Dünyanın hiçbir ülkesinde böyle hesapsız kitapsız bir “ne vereyim güzel abime” koalisyonu yoktur ve bu açıdan bakıldığında seçimin belki de en zahmetsiz kazananlarının masanın ufaklıkları olduğu anlaşılıyor.
Bu hesapsızlığı yapanın bir zamanlar “Hesap Uzmanı” olması garip(mi?) bir tesadüftür (!)
Meclise milletvekili sokan ufaklıkların genel başkanlarının cumhurbaşkanlığı yardımcılığı ve alacakları bakanlık hayallerinin suya düşmesi de kaderin cilvesi olsa gerek.
Yeşil Sol Parti olarak seçimlere giren HDP, 2018’e göre 3 puanlık bir kayıp yaşarken bu kayıpların TİP’e ve kısmen CHP’ye gittiği görülüyor. HDP’nin bu oylarına rağmen CHP’nin artık müzminleşmiş % 25 bandında çakılıp kalması bunca iç ve dış desteğe rağmen neden iktidar olamadığını gösteriyor.

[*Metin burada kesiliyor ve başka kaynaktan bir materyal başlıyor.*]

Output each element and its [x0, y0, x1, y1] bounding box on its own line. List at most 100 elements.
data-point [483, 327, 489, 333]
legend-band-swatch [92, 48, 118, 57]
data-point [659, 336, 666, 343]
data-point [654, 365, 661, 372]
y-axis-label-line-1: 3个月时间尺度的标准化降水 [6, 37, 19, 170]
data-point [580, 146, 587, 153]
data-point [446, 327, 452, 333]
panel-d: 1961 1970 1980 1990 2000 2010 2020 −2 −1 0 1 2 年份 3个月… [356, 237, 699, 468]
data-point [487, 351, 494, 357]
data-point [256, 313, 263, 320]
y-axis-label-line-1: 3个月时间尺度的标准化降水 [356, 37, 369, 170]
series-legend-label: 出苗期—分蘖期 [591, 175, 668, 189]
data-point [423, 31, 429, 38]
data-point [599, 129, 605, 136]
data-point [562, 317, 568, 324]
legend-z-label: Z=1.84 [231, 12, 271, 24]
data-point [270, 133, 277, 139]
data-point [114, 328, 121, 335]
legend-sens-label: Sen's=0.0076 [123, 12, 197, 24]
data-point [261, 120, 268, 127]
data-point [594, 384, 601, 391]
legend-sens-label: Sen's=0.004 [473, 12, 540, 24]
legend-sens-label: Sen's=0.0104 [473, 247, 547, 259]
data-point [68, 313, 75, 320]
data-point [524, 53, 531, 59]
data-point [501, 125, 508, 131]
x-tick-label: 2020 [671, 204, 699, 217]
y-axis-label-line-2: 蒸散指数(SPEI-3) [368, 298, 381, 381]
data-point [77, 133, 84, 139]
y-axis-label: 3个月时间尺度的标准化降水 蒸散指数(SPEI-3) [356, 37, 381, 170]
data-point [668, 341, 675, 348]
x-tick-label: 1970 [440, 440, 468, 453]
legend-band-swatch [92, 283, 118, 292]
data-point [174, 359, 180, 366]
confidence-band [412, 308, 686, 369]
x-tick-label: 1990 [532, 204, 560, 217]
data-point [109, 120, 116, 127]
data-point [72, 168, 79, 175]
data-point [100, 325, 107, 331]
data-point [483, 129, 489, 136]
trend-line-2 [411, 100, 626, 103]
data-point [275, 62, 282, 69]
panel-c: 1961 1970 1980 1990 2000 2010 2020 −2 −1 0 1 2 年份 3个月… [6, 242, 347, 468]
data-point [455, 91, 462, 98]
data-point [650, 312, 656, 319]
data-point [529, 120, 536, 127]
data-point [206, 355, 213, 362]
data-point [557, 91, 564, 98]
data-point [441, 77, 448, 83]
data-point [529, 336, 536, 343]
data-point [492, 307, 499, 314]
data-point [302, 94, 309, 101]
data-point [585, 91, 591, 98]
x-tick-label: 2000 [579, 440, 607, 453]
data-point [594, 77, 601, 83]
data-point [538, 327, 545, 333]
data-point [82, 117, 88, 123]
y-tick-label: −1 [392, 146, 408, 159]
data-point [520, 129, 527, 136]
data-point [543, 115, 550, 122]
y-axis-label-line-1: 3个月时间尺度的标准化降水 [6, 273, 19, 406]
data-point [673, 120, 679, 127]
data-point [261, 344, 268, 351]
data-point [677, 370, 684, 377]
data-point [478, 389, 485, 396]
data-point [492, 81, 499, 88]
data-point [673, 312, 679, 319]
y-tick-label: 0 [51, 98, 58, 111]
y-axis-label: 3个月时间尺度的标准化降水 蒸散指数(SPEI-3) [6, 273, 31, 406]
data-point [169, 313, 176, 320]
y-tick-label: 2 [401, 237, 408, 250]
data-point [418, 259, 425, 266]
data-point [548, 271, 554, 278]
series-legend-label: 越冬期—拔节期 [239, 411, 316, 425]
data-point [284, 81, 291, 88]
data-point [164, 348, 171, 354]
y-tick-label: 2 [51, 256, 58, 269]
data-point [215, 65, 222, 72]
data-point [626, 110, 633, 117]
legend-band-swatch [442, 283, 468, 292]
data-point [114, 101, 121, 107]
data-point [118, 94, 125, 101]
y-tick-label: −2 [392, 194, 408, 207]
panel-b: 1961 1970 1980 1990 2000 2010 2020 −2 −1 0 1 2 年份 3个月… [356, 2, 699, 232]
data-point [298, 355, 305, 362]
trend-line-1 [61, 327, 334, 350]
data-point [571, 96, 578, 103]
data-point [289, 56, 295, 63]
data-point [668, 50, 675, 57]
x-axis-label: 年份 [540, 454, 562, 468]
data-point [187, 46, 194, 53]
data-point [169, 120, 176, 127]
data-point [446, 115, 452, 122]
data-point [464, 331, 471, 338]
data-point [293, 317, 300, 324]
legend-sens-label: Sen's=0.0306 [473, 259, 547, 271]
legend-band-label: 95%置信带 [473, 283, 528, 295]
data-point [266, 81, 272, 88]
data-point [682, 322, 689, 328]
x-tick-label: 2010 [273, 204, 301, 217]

Patates soğan edebiyatı, esnaf/mağduriyet tiyatroları, askeri, polisi, öğretmeni, memuru, işçiyi tehdit ederek, gece yarısı videolar çekerek, sosyal medyada esip yağıp gürleyerek, sabah akşam yalan söyleyerek iftira atarak, hakaret ederek, milli değerlere saldırılarak seçim kazanılamayacağı bu seçimler vesilesiyle bir kez daha görülmüştür.
Cumhurbaşkanı adayı Muharrem İnce’yi adaylıktan çekilme zorlamak için kaset operasyonunu yapanların Fetö olduğunu bütün millet bilmesine rağmen bu aşağılık komplonun adresi olarak Rusya’nın gösterilmesi devlet adamlığı ciddiyetiyle bağdaştırılamayacak kadar büyük bir sorumsuzluktur.
Seçim öncesinde özgüven patlaması yaparak açıklama üstüne açıklama yapan yedili masa bileşenlerinin sonuçların açıklanmasının ardından “omerta suskunluğuna bürünmeleri yaşadıkları derin hayal kırıklığını yansıtıyor.
Mevcut tablo Cumhurbaşkanlığı seçiminin ikinci turunun ardından siyasal hayatta çok köklü değişimlerin yaşanacağını gösteriyor.
Şimdilik söylenebilecek şey şudur.
İçeriden ve dışarıdan yapılan onca saldırı, yalan, iftira, kumpasa rağmen Recep Tayyip Erdoğan ve Cumhur İttifakı yani yerli ve milli olanlar kazanmış; ABD/AB ve işbirlikçileri, Kandil, Pennsylvania, aydın/akademisyen/sanatçı/gazeteci görünümlü ikiyüzlüler yani kuklacı ve kuklalar kaybetmişlerdir.
Bu gerçeğe inanmayanlar seçim sonuçlarını; “Erdoğan Kaybetti” manşeti ile duyuran Cumhuriyet’i okumaya devam ederek rahatlayabilirler.